- Nearly one-fourth of the current U.S. coal-fired fleet is scheduled to retire by 2029, providing opportunities to site advanced nuclear plants, specifically small modular reactors, or SMRs, a Washington, D.C. think tank says in a recent report.
- The reactors can reuse coal plant electrical equipment and steam-cycle components that, combined with reuse of transmission and administrative buildings, can reduce SMR construction costs by 17% to 35%, according to John Jacobs and Lesley Jantarasami, authors of “Can Advanced Nuclear Repower Coal Country?” released this month by the Bipartisan Policy Center.
- The Nuclear Regulatory Commission’s certification in January of NuScale Power’s SMR design, the country’s first such federal approval, “pushes the technology closer to maturity,” the report said.
The report says 80% of evaluated coal plants have the “basic characteristics” needed to be repowered by an SMR, according to a Department of Energy study analyzing coal plants recently retired and those soon to be. Nuclear reactors and coal power plants both provide dispatchable energy “24/7 regardless of weather conditions, time of day or the season,” it said.

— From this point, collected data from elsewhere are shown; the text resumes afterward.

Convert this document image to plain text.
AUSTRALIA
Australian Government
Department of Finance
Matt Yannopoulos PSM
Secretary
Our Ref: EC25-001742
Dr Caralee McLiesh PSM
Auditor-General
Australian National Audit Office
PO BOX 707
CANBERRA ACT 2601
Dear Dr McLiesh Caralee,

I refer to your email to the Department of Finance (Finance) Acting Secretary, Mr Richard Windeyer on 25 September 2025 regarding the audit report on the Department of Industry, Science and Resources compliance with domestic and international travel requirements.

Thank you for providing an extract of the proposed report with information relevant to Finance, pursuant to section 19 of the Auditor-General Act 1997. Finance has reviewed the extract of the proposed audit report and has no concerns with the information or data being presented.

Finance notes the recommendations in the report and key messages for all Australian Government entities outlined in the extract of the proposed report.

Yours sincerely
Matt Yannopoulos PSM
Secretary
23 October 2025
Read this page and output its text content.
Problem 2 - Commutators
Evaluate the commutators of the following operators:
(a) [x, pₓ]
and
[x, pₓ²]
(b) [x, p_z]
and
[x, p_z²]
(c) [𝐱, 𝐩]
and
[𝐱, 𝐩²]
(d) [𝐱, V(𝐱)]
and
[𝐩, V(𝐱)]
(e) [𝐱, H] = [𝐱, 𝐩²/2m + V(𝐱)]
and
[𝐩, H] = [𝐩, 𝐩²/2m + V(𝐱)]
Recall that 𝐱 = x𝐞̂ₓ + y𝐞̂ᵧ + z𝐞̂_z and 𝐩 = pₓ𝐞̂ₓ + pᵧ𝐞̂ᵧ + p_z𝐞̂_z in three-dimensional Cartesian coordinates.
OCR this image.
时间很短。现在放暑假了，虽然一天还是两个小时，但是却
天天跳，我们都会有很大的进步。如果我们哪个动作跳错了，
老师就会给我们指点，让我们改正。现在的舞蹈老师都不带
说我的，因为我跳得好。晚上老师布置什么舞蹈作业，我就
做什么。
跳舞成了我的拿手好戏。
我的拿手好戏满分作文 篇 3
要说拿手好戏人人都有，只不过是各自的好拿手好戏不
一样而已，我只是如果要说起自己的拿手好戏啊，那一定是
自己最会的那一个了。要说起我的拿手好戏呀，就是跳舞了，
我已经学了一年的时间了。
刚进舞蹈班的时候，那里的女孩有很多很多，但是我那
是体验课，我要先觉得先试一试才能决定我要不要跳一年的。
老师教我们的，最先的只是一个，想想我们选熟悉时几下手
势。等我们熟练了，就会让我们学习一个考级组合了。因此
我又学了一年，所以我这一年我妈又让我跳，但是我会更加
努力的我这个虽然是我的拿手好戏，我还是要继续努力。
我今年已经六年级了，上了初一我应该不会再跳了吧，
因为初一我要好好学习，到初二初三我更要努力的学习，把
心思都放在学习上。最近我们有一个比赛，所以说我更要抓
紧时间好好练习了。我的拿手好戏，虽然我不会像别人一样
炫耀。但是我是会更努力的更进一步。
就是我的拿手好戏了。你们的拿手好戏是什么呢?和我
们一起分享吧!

“Renewables have a vital and substantial role to play in a decarbonized energy grid,” the report said. “Yet, it is essential to complement their variability with the construction of firm power capable of filling the gaps and maintaining reliability.”
Other benefits highlighted by the report are SMRs’ flexible power output levels that allow developers to match the output of a retiring coal plant and capacity restrictions of equipment, unlike the fixed capacity of traditional nuclear plants. And SMRs require small areas, making its footprint suitable for replacing a retiring coal plant, according to the report.
Re-using coal plant sites could also have labor force advantages, with 77% of jobs transferable to nuclear plants with no new workforce licensing requirements, the report said.
SMRs can reuse coal plant transmission infrastructure, reducing SMR construction costs and avoiding some permitting challenges. And the reactors can reuse coal plant electrical equipment and steam-cycle components that, combined with reuse of transmission and administrative buildings, can reduce SMR construction costs by 17% to 35%, according to the report.
The issue of shifting coal sites to nuclear energy production has been around for a while. The U.S. Department of Energy issued a report in September saying hundreds of coal sites could be converted to nuclear power plants that would add jobs, increase economic benefits and improve environmental conditions.
Coal is responsible for the largest share of CO2 emissions from the energy sector, making its phase-out key to tackling climate change, according to the International Energy Agency.
Backers of nuclear energy say the coal-to-nuclear transition will add clean electricity to the grid, helping the U.S. reach its net-zero emissions goals by 2050.
Opponents say SMR manufacturing is notorious for cost overruns and delays at a time when climate change demands immediate attention. Critics also say the money earmarked for advanced reactors can better be spent on renewable energy such as wind, solar and battery storage.
The Bipartisan Policy Center report cites several challenges, such as NRC licensing and “technological infancy” that create uncertainties for SMR construction timelines and 23% of coal plant jobs require extensive retraining or licensing to transfer to a nuclear plant, including operators, senior managers, and technicians.
The report also says coal plant equipment reuse may be limited because coal plants have several, smaller units with less capacity than what’s needed for an SMR.